Agriculture is one industry that is profiting considerably from the implementation of IoT devices. The applications include using smart sensors to remotely monitor and control pumps and equipment, as well as environmental monitoring of chemical levels, soil profiles and air quality. In greenhouses, similar monitors and track and automatically respond to changes in humidity and temperature. These advances allow the changes to be made in real time, raising the efficiency and cost-effectiveness of the process.

7. Healthcare

IoT in healthcare has potentially lifesaving capabilities, seeking to improve patient quality of life and enable self monitoring and management of health. In hospitals themselves, IoT biometric devices can monitor vital signs allowing health professionals to oversee an entire ward at the glance of a tablet screen. This real-time monitoring aggregates data that can be analyzed to provide a holistic view of the patient’s health, as well as indentifying trends that may need medical intervention.

8. Energy

Oil and gas companies make use of IoT devices to measure along drilling lines. By measuring, and consequently adapting the speed and pressure of the drilling procedure, these devices serve to optimize the process and cut expenditure.
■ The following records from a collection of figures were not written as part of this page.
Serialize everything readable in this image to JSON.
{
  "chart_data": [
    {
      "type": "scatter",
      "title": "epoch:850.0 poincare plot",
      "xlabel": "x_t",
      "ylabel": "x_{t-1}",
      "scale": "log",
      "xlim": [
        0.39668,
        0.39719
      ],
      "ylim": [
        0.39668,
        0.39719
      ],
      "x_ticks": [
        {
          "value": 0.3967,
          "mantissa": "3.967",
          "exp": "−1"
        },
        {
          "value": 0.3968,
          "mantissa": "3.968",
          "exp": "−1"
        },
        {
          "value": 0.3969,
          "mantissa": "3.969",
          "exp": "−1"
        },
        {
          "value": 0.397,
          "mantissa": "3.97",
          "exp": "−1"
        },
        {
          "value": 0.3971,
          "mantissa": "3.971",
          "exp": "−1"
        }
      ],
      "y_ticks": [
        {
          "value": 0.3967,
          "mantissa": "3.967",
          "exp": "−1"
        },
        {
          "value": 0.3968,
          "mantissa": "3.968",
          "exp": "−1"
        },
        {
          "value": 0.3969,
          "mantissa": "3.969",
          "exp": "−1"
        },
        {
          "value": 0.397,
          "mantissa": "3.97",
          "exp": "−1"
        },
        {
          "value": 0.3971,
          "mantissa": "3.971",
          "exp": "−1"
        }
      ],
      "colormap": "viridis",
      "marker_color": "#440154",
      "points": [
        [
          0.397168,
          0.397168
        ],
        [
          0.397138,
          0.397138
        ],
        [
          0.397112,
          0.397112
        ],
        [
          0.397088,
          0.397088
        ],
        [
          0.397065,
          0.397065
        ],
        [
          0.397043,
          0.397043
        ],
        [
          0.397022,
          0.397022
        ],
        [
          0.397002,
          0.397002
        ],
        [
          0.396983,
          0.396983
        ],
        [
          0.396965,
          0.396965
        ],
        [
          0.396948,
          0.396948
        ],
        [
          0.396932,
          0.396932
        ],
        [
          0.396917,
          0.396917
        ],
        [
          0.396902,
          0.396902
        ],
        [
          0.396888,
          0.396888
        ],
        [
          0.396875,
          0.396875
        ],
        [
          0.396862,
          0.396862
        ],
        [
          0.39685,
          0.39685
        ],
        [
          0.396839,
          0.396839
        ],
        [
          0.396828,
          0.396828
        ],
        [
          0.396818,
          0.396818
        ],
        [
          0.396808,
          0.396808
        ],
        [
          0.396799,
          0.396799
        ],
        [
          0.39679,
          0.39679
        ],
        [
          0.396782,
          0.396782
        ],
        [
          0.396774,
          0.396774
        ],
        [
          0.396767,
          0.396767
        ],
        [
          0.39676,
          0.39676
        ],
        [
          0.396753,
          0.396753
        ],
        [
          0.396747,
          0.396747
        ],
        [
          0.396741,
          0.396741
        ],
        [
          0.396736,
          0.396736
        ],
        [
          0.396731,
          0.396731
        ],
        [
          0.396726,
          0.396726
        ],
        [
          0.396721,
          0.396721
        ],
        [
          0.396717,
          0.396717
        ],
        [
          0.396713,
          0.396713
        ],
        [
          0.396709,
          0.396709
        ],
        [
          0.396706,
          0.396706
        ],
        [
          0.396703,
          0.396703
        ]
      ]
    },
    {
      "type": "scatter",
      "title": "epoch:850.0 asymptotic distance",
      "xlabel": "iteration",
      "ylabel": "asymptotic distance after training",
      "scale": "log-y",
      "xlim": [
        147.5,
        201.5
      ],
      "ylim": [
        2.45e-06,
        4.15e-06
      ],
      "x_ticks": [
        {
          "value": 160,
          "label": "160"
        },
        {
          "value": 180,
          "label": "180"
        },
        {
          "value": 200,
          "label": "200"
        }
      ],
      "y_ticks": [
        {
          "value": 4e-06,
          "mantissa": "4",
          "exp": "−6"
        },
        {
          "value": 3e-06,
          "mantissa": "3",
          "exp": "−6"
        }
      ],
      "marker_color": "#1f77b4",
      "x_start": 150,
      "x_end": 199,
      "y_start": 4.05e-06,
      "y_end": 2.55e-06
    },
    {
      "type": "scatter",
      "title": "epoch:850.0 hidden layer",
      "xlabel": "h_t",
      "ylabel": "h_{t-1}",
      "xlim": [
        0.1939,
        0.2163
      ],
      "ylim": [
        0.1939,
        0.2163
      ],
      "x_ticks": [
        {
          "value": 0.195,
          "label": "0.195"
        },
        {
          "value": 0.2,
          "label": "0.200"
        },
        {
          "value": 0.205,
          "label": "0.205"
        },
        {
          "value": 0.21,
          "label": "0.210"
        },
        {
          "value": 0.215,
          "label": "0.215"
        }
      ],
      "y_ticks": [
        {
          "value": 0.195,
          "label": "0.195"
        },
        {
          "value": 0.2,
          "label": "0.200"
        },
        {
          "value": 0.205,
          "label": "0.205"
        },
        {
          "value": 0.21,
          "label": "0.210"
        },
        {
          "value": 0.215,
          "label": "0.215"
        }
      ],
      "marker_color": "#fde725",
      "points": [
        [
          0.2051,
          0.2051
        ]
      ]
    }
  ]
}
Smart energy grids are becoming popular and rely on IoT devices to enable communication between the grid and the consumer, optimizing the resources where possible. This not only reduces costs, but saves energy and potentially reduces the carbon footprint.

These industries are at the vanguard of IoT development and are adapting their processes to integrate intelligence-driven technology to improve functionality. The success in these sectors is providing a gateway for the progress of IoT into other industries.